Crédit photo : Brad Helmink

« Le Ceta comporte 96 fois le mot concurrence, mais zéro fois le mot réchauffement, zéro fois biodiversité. Un traité de libre échange dont le « grand absent est le climat » Et c’est pas moi qui le dis, c’est le rapport Schubert, commandé par le Premier ministre lui-même. Ce traité n’est pas né des peuples qui se seraient dits, tiens, on va se tendre la main par-dessus l’océan, et pour ça, on va négocier 2 344 pages de réglementation et signer un Trade Agreement. Heureusement, l’amitié entre les Français et les Canadiens, les échanges de chansons, de littérature, d’idées, d’amour, de soldats aussi, n’ont pas attendu cette cochonnerie de Ceta pour ça. Non, ce traité est né d’un lobbyiste. Jason Langrish, avocat d’affaires, qui préside à Toronto « la table ronde de l’Energie », c’est-à-dire le lobby du pétrole. Et derrière lui, il a rassemblé 17 lobbies. Ce sont les Canadian Manufacturers, la fédération européenne des industries pharmaceutiques, l’association canadienne de l’industrie chimique, Business Europe. Et derrière ces lobbies, Arcelor, Monsanto, Alcan, Total, Lafarge, Rio-tinto, les pires firmes. Les clients de M. Jason Langrish, les pétroliers, peuvent d’ores et déjà se frotter les mains. Depuis l’automne 2017, depuis deux ans à peine que le Ceta est « expérimenté », les exportations de pétrole canadien vers l’Europe ont bondi : +63 % ! Du pétrole issu, pour beaucoup, des sables bitumineux qui ravagent l’Alberta, mais qu’importe. Et qu’importe, également, que ce pétrole émette moitié plus de gaz à effet de serre que le conventionnel. » a ainsi dénoncé François Ruffin à l’Assemblée Nationale le 17 juillet 2019

Tel que le CETA est actuellement rédigé, les Etats européens n’ont ainsi aucune possibilité de recours juridique sur le Canada s’il décidait par exemple de sortir de l’Accord de Paris ou prenait une décision climaticide. Le CETA concerne pourtant 510 millions d’Européens contre 35 millions de Canadiens. Après le vote à l’Assemblée Nationale demain, le CETA sera également examiné par le Sénat.

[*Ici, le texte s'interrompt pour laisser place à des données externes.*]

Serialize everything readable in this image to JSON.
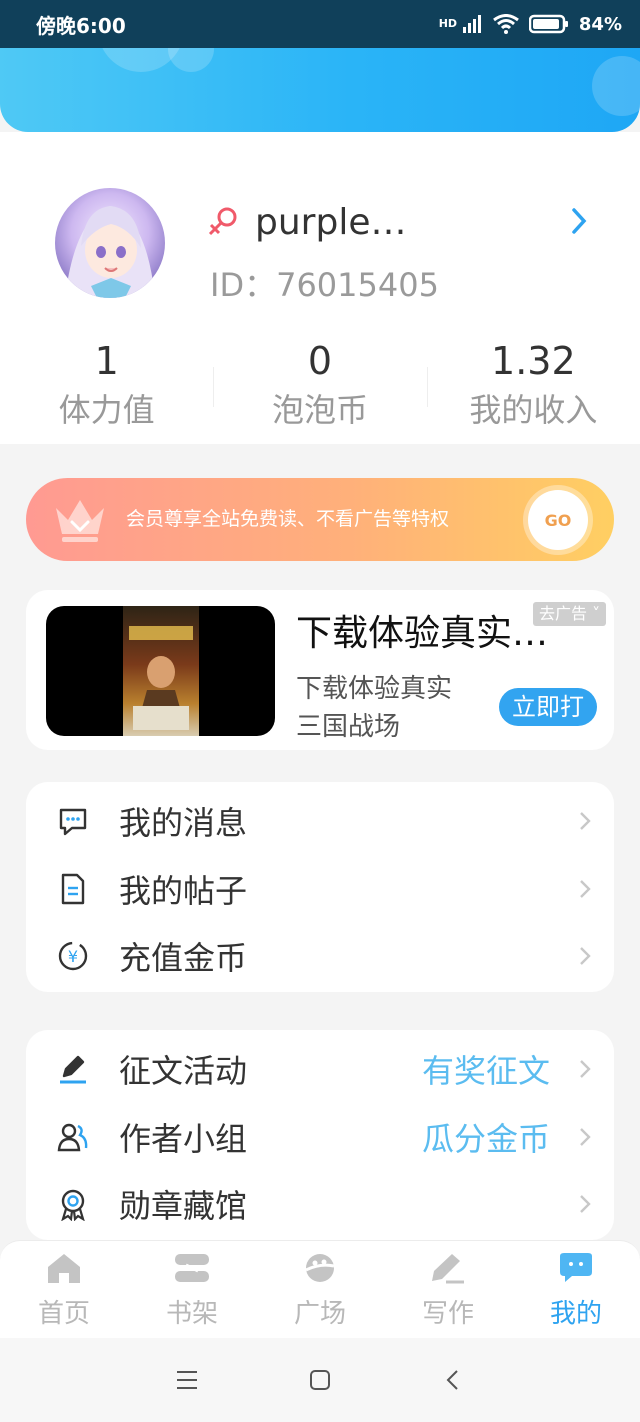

Un appel à tous les citoyens a été lancé par les 72 organisations qui s’opposent au CETA sous sa forme actuelle, pour directement demander à son député de ne pas le ratifier. Pour elles, il est d’une importance vitale que les députés se mobilisent pour demander une renégociation pour en faire un accord de juste-échange et non pas de libre-échange.